An important way to keep a child safe is to know what to do when a seizure occurs. Parents can make other people aware of what to do in case they are around when it happens.

Most seizures are over so fast that people do not have time to do anything at that moment. After it is over, someone needs to check to see if the child was injured. Tonic clonic seizures look the most frightening. They usually last longer than other seizures.

CPR is rarely used when a child is seizing. Take a look at the table below to review some basic information about what to do and what not to do.

SEIZURE RESPONSE

WHAT
TO DO
DURING A
SEIZURE

  • Stay calm; most seizures last a few minutes or less.
  • Move things out of the way to prevent injuries.
  • Lay the child on one side. Loosen any tight clothing around the neck and put a pillow or something soft under the head.
  • Pay attention to the length of the seizure.
  • Keep onlookers away.
  • Be sensitive and supportive, and ask others to do the same.

WHAT
NOT TO
DO
DURING A
SEIZURE

  • Do not put anything in the mouth. A child might bite a tongue during a seizure. Putting something in the mouth won’t help. You could break some of the child’s teeth. You may get bitten.
  • Do not try to hold the child down. Even children have remarkable strength during seizures. Trying to hold a child down is not easy and it can cause serious injuries.
  • Do not give mouth-to-mouth resuscitation during a seizure. After it has ended, give mouth-to-mouth only if a child is not breathing.

WHEN
TO CALL
9-1-1

Most seizures are not medical emergencies.

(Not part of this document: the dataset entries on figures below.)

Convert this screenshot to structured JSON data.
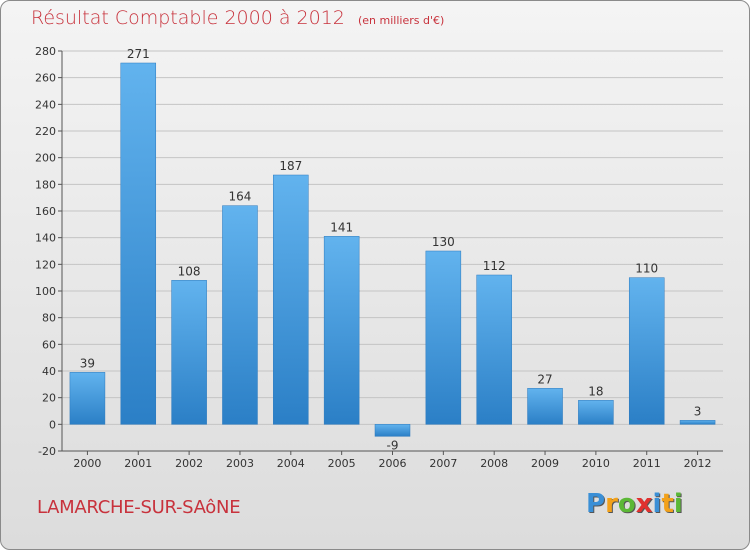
{
  "chart_data": {
    "type": "bar",
    "title": "Résultat Comptable 2000 à 2012",
    "subtitle": "(en milliers d'€)",
    "xlabel": "",
    "ylabel": "",
    "categories": [
      "2000",
      "2001",
      "2002",
      "2003",
      "2004",
      "2005",
      "2006",
      "2007",
      "2008",
      "2009",
      "2010",
      "2011",
      "2012"
    ],
    "values": [
      39,
      271,
      108,
      164,
      187,
      141,
      -9,
      130,
      112,
      27,
      18,
      110,
      3
    ],
    "value_labels": [
      "39",
      "271",
      "108",
      "164",
      "187",
      "141",
      "-9",
      "130",
      "112",
      "27",
      "18",
      "110",
      "3"
    ],
    "ylim": [
      -20,
      280
    ],
    "yticks": [
      -20,
      0,
      20,
      40,
      60,
      80,
      100,
      120,
      140,
      160,
      180,
      200,
      220,
      240,
      260,
      280
    ],
    "grid": true,
    "bar_color": "#4ea3e3"
  },
  "location": "LAMARCHE-SUR-SAôNE",
  "logo": {
    "letters": [
      "P",
      "r",
      "o",
      "x",
      "i",
      "t",
      "i"
    ],
    "colors": [
      "#3a8fd6",
      "#f2a11a",
      "#5cb836",
      "#e0312f",
      "#3a8fd6",
      "#f2a11a",
      "#5cb836"
    ]
  }
}
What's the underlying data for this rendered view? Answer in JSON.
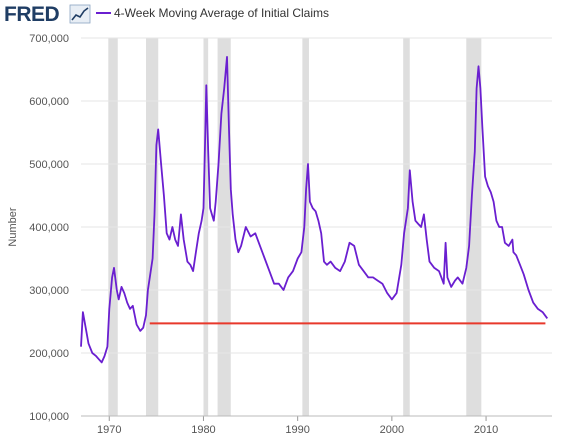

An ambulance should be called if:

  • The seizure lasts longer than 5 minutes or one seizure immediately follows another.
  • Your child does not resume normal breathing after the seizure ends.
  • Your child was seriously injured during the seizure.
  • Your child/adolescent is pregnant or has diabetes.
  • The seizure happens in water, and therefore your child may have inhaled water.
  • Do not call an ambulance during a typical seizure. For a lot of people, the first response to seeing a seizure is to call 911. But most of the time it is not needed. It is scary for a child to spend hours in the hospital. It is a shame to do that when it isn’t needed.

WHAT
TO
LOOK FOR
AFTER A
SEIZURE

What happens after a seizure depends on the type of seizure, how long it was, how strong it was, and other factors.

A child could have sore muscles or a headache. There could be pain in the tongue and cheek from biting them. A child may feel confused or tired. The skin might look pale or bluish.

Some children may feel that what happens after a seizure is worse than what happens during a seizure. Sometimes medications don’t change the seizures, but they reduce things that happen after the seizure.

(printable version of table Adobe Acrobat Icon)

Please refer to the chart on the next pages for information specific to different seizure types and recommended first aid for each.

WARNING! WATER SAFETY

It is very important to NEVER leave your child alone in the bathtub or in the pool. Not even for a couple of seconds. This is true for all children, but is especially important for children with epilepsy. When seizures will happen is not predictable.